In this paper, we carried out a detailed analysis of four frequently used curve fitting models in predicting land subsidence under high-speed railway lines, and compared their applicability and deficiencies. On the basis of the results, we proposed a modified model for predicting land subsidence and verified its performance using field data.

We found the hyperbola, expanded hyperbola, three-point fitting, Asaoka method and the modified method are all capable of providing dependable solutions for land subsidence prediction. And they are much simpler and easier in calculation compared to numerical modeling.

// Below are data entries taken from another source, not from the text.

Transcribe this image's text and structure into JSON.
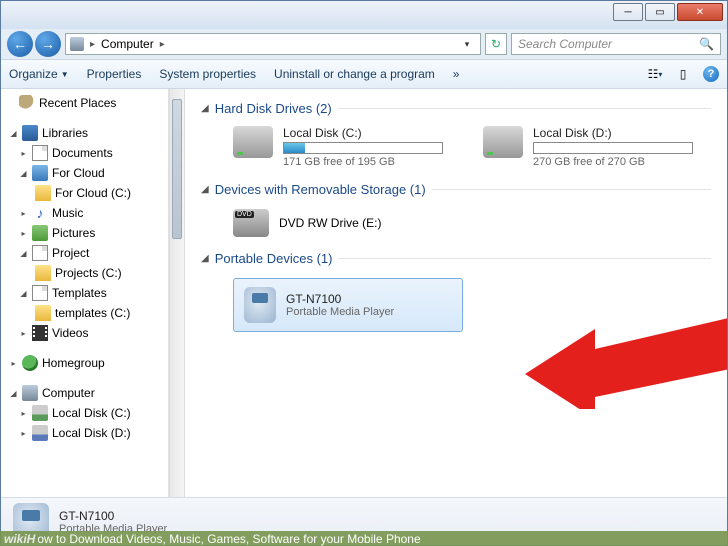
{
  "address": {
    "location": "Computer"
  },
  "search": {
    "placeholder": "Search Computer"
  },
  "toolbar": {
    "organize": "Organize",
    "properties": "Properties",
    "sysprops": "System properties",
    "uninstall": "Uninstall or change a program",
    "more": "»"
  },
  "sidebar": {
    "recent": "Recent Places",
    "libraries": "Libraries",
    "documents": "Documents",
    "forcloud": "For Cloud",
    "forcloud_c": "For Cloud (C:)",
    "music": "Music",
    "pictures": "Pictures",
    "project": "Project",
    "projects_c": "Projects (C:)",
    "templates": "Templates",
    "templates_c": "templates (C:)",
    "videos": "Videos",
    "homegroup": "Homegroup",
    "computer": "Computer",
    "local_c": "Local Disk (C:)",
    "local_d": "Local Disk (D:)"
  },
  "sections": {
    "hdd": {
      "title": "Hard Disk Drives (2)"
    },
    "removable": {
      "title": "Devices with Removable Storage (1)"
    },
    "portable": {
      "title": "Portable Devices (1)"
    }
  },
  "drives": {
    "c": {
      "name": "Local Disk (C:)",
      "free_text": "171 GB free of 195 GB",
      "fill_pct": 13
    },
    "d": {
      "name": "Local Disk (D:)",
      "free_text": "270 GB free of 270 GB",
      "fill_pct": 0
    },
    "dvd": {
      "name": "DVD RW Drive (E:)"
    }
  },
  "portable_device": {
    "name": "GT-N7100",
    "type": "Portable Media Player"
  },
  "details": {
    "name": "GT-N7100",
    "type": "Portable Media Player"
  },
  "caption": {
    "logo": "wikiH",
    "text": "ow to Download Videos, Music, Games, Software for your Mobile Phone"
  }
}
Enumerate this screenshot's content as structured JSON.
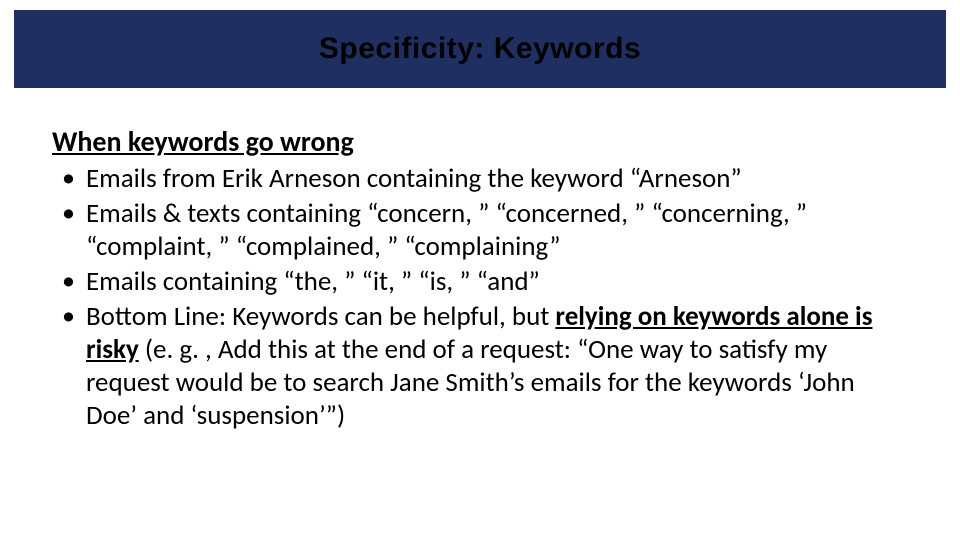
{
  "title": "Specificity: Keywords",
  "heading": "When keywords go wrong",
  "bullets": {
    "b1": "Emails from Erik Arneson containing the keyword “Arneson”",
    "b2": "Emails & texts containing “concern, ” “concerned, ” “concerning, ” “complaint, ” “complained, ” “complaining”",
    "b3": "Emails containing “the, ” “it, ” “is, ” “and”",
    "b4_pre": "Bottom Line: Keywords can be helpful, but ",
    "b4_underline": "relying on keywords alone is risky",
    "b4_post": " (e. g. , Add this at the end of a request: “One way to satisfy my request would be to search Jane Smith’s emails for the keywords ‘John Doe’ and ‘suspension’”)"
  }
}
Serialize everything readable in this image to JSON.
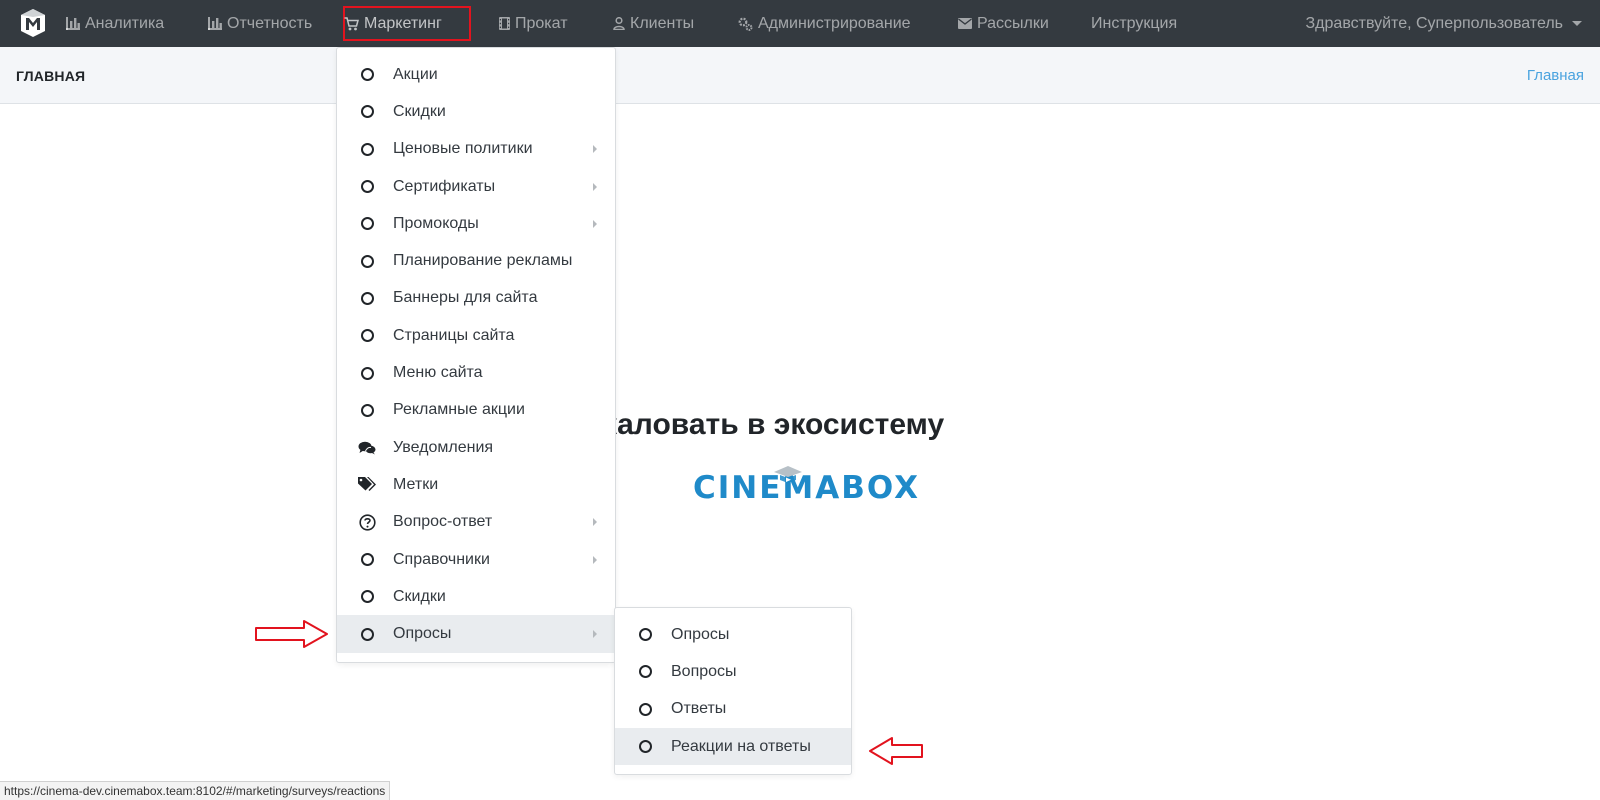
{
  "navbar": {
    "items": [
      {
        "label": "Аналитика",
        "icon": "bar-chart-icon"
      },
      {
        "label": "Отчетность",
        "icon": "bar-chart-icon"
      },
      {
        "label": "Маркетинг",
        "icon": "cart-icon"
      },
      {
        "label": "Прокат",
        "icon": "film-icon"
      },
      {
        "label": "Клиенты",
        "icon": "user-icon"
      },
      {
        "label": "Администрирование",
        "icon": "gears-icon"
      },
      {
        "label": "Рассылки",
        "icon": "envelope-icon"
      },
      {
        "label": "Инструкция",
        "icon": ""
      }
    ],
    "user_greeting": "Здравствуйте, Суперпользователь",
    "highlight_color": "#e2131e"
  },
  "subheader": {
    "title": "ГЛАВНАЯ",
    "breadcrumb": "Главная"
  },
  "main": {
    "welcome_text": "Добро пожаловать в экосистему",
    "brand": "CINEMABOX"
  },
  "marketing_menu": {
    "items": [
      {
        "label": "Акции",
        "icon": "circle-icon",
        "has_submenu": false
      },
      {
        "label": "Скидки",
        "icon": "circle-icon",
        "has_submenu": false
      },
      {
        "label": "Ценовые политики",
        "icon": "circle-icon",
        "has_submenu": true
      },
      {
        "label": "Сертификаты",
        "icon": "circle-icon",
        "has_submenu": true
      },
      {
        "label": "Промокоды",
        "icon": "circle-icon",
        "has_submenu": true
      },
      {
        "label": "Планирование рекламы",
        "icon": "circle-icon",
        "has_submenu": false
      },
      {
        "label": "Баннеры для сайта",
        "icon": "circle-icon",
        "has_submenu": false
      },
      {
        "label": "Страницы сайта",
        "icon": "circle-icon",
        "has_submenu": false
      },
      {
        "label": "Меню сайта",
        "icon": "circle-icon",
        "has_submenu": false
      },
      {
        "label": "Рекламные акции",
        "icon": "circle-icon",
        "has_submenu": false
      },
      {
        "label": "Уведомления",
        "icon": "comments-icon",
        "has_submenu": false
      },
      {
        "label": "Метки",
        "icon": "tags-icon",
        "has_submenu": false
      },
      {
        "label": "Вопрос-ответ",
        "icon": "question-circle-icon",
        "has_submenu": true
      },
      {
        "label": "Справочники",
        "icon": "circle-icon",
        "has_submenu": true
      },
      {
        "label": "Скидки",
        "icon": "circle-icon",
        "has_submenu": false
      },
      {
        "label": "Опросы",
        "icon": "circle-icon",
        "has_submenu": true,
        "active": true
      }
    ]
  },
  "surveys_submenu": {
    "items": [
      {
        "label": "Опросы",
        "icon": "circle-icon"
      },
      {
        "label": "Вопросы",
        "icon": "circle-icon"
      },
      {
        "label": "Ответы",
        "icon": "circle-icon"
      },
      {
        "label": "Реакции на ответы",
        "icon": "circle-icon",
        "active": true
      }
    ]
  },
  "status_bar": {
    "url": "https://cinema-dev.cinemabox.team:8102/#/marketing/surveys/reactions"
  },
  "colors": {
    "navbar_bg": "#343a40",
    "brand_blue": "#1f8ac9",
    "link_blue": "#4aa3df",
    "annotation_red": "#e2131e",
    "active_item_bg": "#e9ecef"
  }
}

The four classical methods possess both strengths and weaknesses. Hyperbola fitting is simple but inaccurate and applies only under conditions with constant loads. Expanded hyperbola is the best fit to the data in the embankment period, but shows higher errors than the other methods. The three-point method is easy to calculate but requires high correlation. The Asaoka method is also relatively simple to calculate but is not applicable in unsaturated soil layers. Therefore, we should choose proper methods in unknown in situ soil and ballast conditions.

The new land subsidence prediction model, which integrates the three-point and the Asaoka methods, requires complex calculation procedures, but nevertheless can achieve significant improvement in correlation coefficients and relative errors. We believe it will be highly applicable in the operational phase of high-speed railway lines.